25 July 2022 - 1 MINS READ
What is a data catalog?
A catalog, in its literal sense, refers to a book or document containing a complete list of things, usually arranged systematically. A data catalog, in the context of data management, is an organised inventory of all data assets inside an organisation to help data professionals easily locate the most relevant data for the aim of gaining business insights.
A data catalog is a collection of metadata combined with data management (e.g., access permissions) and search tools. We can also call it a metadata catalog. The metadata summarise or describe the underlying data assets. Data catalogs have emerged as a powerful tool for data management and data governance.

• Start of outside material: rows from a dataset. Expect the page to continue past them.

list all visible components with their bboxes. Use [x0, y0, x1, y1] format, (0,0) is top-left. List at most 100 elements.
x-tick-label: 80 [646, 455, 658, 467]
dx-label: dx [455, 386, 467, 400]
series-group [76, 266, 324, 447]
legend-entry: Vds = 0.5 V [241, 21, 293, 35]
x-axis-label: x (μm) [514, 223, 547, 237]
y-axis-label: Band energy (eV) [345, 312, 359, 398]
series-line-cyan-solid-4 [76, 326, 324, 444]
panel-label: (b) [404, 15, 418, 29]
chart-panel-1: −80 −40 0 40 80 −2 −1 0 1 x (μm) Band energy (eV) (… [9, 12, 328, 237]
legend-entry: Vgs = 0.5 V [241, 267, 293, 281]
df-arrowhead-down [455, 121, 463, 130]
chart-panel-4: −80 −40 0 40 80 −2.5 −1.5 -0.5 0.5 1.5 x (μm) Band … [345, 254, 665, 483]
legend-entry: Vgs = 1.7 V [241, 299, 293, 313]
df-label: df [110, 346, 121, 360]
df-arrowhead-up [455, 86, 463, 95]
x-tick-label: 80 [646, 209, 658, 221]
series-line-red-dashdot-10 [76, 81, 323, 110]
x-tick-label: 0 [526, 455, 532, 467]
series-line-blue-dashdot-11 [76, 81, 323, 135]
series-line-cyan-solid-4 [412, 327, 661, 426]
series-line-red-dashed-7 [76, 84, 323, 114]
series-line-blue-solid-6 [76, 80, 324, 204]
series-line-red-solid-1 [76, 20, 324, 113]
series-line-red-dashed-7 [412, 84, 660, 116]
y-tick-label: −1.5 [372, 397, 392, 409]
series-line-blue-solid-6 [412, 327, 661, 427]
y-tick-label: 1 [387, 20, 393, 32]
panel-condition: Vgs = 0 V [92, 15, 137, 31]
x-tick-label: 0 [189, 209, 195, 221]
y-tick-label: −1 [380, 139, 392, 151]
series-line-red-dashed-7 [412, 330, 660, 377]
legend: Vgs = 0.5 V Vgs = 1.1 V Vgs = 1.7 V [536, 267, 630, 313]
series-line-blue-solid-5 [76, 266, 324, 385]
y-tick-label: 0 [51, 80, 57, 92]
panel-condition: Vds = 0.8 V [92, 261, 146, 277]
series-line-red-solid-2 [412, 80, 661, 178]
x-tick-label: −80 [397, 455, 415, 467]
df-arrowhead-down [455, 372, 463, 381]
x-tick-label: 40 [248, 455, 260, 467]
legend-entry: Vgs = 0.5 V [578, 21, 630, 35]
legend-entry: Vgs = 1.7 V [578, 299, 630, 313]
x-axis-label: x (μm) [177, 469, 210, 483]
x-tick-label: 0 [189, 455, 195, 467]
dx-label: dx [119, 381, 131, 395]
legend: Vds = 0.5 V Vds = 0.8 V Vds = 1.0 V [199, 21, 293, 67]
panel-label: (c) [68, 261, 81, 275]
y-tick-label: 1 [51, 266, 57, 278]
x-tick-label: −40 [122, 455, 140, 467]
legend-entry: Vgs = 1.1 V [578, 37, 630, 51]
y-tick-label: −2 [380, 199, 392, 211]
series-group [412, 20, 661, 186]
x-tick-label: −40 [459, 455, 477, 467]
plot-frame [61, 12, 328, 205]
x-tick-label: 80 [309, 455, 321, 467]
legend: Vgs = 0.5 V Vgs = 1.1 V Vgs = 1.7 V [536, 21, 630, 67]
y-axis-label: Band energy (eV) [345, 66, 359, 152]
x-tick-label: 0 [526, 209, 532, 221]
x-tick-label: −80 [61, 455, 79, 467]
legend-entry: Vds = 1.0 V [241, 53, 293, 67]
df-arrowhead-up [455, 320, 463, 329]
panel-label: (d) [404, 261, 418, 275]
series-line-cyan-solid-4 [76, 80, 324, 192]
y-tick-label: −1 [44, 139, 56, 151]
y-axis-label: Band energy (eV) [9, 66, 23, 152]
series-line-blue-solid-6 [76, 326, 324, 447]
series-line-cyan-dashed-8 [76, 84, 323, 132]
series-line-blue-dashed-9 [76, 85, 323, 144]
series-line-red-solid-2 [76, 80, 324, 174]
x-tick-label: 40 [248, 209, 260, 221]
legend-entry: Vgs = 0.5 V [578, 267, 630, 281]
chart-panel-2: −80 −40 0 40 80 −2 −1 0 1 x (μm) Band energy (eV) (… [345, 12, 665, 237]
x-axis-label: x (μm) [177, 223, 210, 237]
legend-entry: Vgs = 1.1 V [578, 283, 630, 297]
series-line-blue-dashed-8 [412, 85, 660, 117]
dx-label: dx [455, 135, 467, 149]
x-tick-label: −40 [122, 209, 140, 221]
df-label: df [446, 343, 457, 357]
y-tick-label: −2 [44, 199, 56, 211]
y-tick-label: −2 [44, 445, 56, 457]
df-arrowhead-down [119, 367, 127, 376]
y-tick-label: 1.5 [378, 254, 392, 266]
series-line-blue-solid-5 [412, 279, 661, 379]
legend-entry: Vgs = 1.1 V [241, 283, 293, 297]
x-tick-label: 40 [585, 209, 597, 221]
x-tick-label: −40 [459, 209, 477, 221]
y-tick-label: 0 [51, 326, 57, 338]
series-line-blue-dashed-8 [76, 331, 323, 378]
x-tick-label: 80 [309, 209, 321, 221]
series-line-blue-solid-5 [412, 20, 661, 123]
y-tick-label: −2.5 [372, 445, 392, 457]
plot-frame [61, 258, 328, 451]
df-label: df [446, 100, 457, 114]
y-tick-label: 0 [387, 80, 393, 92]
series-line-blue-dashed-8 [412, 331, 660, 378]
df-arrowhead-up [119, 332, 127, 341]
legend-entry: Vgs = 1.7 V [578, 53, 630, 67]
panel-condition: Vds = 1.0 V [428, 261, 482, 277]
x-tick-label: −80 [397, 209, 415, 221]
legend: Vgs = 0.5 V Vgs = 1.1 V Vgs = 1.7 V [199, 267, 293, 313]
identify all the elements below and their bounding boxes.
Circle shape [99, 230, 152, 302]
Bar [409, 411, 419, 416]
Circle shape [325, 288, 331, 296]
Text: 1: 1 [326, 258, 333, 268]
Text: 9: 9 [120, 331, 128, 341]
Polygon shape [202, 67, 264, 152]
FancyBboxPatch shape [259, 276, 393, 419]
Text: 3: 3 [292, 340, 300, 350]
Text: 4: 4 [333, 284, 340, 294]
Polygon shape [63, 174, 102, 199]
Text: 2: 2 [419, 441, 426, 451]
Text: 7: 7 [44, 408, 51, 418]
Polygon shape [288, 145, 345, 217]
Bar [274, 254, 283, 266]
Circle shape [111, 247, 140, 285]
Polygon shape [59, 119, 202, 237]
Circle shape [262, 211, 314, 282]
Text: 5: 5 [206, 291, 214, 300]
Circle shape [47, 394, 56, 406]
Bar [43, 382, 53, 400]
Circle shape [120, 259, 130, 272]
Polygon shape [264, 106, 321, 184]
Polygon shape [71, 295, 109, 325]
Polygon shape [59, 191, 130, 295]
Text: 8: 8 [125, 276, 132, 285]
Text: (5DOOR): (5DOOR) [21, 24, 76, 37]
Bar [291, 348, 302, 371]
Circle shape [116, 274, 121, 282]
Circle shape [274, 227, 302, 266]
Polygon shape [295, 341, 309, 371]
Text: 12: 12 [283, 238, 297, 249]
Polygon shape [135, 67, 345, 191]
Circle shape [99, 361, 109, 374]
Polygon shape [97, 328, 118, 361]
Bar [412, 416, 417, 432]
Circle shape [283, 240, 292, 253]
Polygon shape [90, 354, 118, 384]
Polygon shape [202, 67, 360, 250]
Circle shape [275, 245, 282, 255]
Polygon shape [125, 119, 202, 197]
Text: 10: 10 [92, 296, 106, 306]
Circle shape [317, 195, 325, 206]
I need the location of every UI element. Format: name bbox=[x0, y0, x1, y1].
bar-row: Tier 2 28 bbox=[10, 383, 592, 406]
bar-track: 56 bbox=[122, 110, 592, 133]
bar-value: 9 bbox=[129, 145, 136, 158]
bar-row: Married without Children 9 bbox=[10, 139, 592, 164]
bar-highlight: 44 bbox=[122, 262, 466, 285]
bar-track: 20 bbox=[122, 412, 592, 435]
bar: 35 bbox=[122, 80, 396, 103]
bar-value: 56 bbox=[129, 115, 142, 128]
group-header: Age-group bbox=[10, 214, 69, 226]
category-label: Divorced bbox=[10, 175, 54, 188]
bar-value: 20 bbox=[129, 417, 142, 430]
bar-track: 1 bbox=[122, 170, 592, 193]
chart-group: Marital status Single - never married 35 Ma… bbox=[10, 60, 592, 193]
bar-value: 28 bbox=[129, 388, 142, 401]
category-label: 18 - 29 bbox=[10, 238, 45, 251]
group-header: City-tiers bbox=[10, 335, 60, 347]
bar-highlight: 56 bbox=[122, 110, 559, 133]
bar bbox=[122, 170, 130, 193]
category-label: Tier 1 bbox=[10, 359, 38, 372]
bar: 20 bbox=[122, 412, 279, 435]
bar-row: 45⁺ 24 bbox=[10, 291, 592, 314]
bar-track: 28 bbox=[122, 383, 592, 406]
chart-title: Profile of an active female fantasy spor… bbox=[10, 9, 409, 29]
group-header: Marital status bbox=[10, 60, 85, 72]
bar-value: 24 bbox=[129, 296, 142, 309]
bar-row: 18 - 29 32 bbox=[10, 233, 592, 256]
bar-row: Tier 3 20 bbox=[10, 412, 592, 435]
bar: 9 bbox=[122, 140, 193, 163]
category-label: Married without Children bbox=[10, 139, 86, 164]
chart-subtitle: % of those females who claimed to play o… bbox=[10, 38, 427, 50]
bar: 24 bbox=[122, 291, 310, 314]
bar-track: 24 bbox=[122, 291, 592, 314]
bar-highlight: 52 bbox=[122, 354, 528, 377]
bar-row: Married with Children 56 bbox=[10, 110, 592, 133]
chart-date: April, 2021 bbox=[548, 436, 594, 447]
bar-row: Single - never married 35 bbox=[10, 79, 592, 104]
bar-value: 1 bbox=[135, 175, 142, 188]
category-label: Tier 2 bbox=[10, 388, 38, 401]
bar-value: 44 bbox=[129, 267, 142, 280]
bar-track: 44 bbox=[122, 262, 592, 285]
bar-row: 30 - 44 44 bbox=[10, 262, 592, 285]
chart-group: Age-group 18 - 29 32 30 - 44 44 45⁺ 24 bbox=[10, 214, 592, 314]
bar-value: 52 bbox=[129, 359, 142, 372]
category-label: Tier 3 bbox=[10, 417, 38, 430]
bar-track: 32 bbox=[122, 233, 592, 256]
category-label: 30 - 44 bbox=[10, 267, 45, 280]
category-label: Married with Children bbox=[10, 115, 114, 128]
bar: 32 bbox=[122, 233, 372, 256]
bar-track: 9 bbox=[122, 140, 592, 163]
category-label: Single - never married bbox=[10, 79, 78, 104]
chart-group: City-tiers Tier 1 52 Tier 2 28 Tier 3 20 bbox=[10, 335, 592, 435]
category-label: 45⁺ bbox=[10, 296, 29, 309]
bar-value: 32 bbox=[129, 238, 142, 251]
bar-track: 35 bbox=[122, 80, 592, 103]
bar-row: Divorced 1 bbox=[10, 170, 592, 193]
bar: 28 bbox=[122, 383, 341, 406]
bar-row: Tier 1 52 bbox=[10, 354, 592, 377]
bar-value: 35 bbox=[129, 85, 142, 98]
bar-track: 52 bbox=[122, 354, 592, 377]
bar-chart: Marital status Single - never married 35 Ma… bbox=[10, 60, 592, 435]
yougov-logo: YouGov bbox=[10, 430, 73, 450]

These data assets consist of, but are not limited to:
- Structured (tabular) data
- Unstructured data
- Reports and query results
- Data visualisations and dashboards
- Machine learning models
A data catalog should, at the very least, respond to:
- Where can I get my data?
- Are these data relevant and important?
- What do these data indicates?
- How can I make use of this data?
Generally, the data catalog gives users access to tools that let them accomplish the following:
- Search the catalog with flexible searching and filtering options
- Data discovery
- Data governance in compliance with organisational or governmental rules
Metadata Indexing: The underlying data assets are not indexed by the data catalog. Only the metadata describing these data assets is indexed.